Le dépistage du cancer de la prostate ne doit pas être systématique

Dernière mise à jour 28/01/16 | Article
Une étude des Hôpitaux universitaires de Genève vient d’évaluer avec une précision sans précédent les dangers inhérents à la pratique systématique du dosage sanguin du PSA. Une information claire et complète adressée à tous les hommes concernés est plus que jamais nécessaire.

Le cancer de la prostate est un cancer fréquent. En 2012, plus d’un million de cas ont été diagnostiqués dans le monde. Dans le même temps, ce cancer a été à l’origine d’un peu plus de 300 000 morts prématurées. Les spécialistes considèrent qu’il représente 8% de l’ensemble des cancers et 15% de ceux de l’homme. C’est aussi (comme celui du sein ou du col de l’utérus) un cancer qui peut être dépisté de manière périodique par un dosage sanguin de «l’antigène spécifique de la prostate» (PSA) –une technique disponible depuis le milieu des années 1990 et qui a, depuis, fait l’objet de nombreuses controverses.

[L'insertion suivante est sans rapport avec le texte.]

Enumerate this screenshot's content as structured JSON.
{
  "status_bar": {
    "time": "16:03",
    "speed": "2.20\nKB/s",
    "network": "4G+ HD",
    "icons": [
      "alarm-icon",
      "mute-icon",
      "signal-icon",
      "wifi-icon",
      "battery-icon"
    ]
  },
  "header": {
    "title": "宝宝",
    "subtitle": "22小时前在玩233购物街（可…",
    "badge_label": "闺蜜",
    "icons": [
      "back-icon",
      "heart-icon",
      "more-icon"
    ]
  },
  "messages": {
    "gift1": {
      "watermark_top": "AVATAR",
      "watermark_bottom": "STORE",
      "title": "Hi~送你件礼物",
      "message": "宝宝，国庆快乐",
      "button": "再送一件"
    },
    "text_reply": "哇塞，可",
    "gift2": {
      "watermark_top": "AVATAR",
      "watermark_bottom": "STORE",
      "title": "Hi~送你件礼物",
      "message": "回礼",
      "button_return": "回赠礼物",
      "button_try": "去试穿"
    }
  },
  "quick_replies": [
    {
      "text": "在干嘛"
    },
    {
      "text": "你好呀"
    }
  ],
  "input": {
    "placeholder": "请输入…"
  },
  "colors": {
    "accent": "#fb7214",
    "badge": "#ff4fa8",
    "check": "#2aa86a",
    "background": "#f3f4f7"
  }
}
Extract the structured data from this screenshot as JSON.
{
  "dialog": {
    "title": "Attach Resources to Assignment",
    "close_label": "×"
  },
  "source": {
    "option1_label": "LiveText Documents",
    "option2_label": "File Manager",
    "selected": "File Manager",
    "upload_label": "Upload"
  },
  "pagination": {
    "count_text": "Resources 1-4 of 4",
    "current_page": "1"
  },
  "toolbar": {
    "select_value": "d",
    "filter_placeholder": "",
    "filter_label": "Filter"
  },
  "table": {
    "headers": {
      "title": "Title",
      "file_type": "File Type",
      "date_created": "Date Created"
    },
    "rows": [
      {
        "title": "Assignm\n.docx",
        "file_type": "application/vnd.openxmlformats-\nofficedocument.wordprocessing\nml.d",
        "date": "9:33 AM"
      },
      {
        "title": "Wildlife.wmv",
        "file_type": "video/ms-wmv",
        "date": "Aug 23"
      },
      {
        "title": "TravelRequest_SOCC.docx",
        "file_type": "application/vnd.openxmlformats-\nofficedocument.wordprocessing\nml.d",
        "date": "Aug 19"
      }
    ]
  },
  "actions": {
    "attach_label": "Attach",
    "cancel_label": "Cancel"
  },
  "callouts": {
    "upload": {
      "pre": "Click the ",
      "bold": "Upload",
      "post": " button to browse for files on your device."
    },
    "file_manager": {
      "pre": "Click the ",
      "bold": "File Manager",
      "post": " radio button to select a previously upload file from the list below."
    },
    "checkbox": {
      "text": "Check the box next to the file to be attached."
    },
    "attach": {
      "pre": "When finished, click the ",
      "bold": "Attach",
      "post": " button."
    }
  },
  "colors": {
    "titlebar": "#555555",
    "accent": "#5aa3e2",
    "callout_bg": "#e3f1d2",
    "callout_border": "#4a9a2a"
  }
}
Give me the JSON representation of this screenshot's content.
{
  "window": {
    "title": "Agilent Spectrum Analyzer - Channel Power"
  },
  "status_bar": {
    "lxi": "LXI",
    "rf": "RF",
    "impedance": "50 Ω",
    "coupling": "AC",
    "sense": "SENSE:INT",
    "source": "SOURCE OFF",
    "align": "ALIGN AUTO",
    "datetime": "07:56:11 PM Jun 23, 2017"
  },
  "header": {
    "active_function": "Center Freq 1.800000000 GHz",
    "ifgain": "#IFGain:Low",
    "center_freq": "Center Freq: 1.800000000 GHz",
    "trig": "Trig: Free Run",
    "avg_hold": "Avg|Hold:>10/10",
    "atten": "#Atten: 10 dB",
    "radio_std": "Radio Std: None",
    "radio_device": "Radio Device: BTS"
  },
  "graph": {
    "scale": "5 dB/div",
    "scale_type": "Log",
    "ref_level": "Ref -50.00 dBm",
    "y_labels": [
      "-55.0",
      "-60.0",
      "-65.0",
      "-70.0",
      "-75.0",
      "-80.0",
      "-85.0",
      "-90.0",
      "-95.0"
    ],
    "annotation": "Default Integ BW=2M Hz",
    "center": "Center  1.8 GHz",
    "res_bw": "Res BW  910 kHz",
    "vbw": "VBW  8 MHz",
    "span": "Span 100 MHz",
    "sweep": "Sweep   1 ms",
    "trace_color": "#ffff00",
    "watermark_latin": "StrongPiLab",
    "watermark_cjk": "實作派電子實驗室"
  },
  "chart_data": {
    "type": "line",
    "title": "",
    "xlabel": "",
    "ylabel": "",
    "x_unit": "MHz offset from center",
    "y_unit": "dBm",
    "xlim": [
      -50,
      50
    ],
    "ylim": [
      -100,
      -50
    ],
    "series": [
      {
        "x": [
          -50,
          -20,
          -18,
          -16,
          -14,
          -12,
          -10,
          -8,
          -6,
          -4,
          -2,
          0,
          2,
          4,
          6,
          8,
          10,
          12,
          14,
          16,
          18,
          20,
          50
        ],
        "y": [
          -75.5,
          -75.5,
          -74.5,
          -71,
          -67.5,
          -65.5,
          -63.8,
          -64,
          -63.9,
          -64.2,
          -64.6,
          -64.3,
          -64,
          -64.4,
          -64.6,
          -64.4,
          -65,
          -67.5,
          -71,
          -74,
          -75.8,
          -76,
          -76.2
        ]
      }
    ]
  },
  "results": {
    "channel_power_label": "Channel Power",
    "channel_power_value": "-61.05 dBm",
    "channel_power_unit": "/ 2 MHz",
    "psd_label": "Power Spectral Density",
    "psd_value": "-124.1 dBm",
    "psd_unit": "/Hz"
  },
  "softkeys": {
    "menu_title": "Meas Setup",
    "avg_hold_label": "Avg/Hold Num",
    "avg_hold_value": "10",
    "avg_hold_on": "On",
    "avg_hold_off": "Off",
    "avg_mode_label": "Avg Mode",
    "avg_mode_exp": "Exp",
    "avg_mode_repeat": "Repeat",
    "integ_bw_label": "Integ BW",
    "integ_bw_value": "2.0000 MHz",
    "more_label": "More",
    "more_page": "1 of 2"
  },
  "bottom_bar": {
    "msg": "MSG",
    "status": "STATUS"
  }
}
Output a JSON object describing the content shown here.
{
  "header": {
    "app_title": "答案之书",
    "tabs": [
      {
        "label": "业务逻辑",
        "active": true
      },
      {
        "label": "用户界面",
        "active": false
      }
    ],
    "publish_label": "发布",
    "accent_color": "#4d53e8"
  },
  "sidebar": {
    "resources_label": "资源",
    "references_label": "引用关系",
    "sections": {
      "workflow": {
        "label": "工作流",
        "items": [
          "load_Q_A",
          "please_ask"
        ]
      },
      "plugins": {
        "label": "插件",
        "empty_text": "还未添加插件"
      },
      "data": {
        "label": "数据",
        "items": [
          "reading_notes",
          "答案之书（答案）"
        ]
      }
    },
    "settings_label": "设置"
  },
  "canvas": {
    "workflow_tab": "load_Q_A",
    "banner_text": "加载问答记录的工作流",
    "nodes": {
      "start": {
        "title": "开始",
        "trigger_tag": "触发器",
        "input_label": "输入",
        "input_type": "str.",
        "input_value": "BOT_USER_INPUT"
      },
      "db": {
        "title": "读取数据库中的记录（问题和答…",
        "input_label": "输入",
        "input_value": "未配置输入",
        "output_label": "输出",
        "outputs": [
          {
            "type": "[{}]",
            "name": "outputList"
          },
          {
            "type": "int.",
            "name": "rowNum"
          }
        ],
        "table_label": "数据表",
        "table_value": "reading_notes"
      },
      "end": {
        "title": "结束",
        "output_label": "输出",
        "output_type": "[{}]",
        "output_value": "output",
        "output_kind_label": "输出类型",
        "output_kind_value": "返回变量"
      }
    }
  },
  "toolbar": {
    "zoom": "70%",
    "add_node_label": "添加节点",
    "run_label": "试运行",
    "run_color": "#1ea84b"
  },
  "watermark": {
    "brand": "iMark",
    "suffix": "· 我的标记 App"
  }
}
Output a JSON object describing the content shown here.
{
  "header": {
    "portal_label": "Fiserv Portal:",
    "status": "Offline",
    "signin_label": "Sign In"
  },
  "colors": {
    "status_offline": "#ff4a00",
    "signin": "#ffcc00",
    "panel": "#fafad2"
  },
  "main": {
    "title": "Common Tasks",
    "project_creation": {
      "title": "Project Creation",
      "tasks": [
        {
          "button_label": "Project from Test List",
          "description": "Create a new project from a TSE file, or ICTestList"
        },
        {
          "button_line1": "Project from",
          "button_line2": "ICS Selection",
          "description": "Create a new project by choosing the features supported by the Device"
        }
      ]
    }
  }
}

Ce problème avait déjà été soulevé il y a trois ans. Plus récemment, Christophe Iselin, médecin-chef du service d’urologie des Hôpitaux universitaires de Genève (HUG), avait précisé les termes du débat après une modification des recommandations officielles américaines concernant le meilleur usage de la recherche des taux sanguins de PSA.

Vingt années de dépistage

Aux Etats-Unis, en effet, l’introduction de ce dépistage a eu des conséquences dommageables: plus d’un million d’hommes ont été traités pour un cancer de la prostate, la plupart d’entre eux pouvant malheureusement être attribués à un «surdiagnostic». Dans ce contexte, de nombreuses organisations, comme l’U.S. Preventive Services Task Force (USPSTF) et le Swiss Medical Board, en sont venues à décourager le test PSA chez les patients asymptomatiques. En 2014, la Société suisse de médecine interne générale (SGIM) a inscrit le dépistage par PSA parmi les cinq procédures à éviter. Et la Société suisse d’Urologie (SSU) a rédigé des recommandations nuancées tenant compte de la situation spécifique de chaque patient.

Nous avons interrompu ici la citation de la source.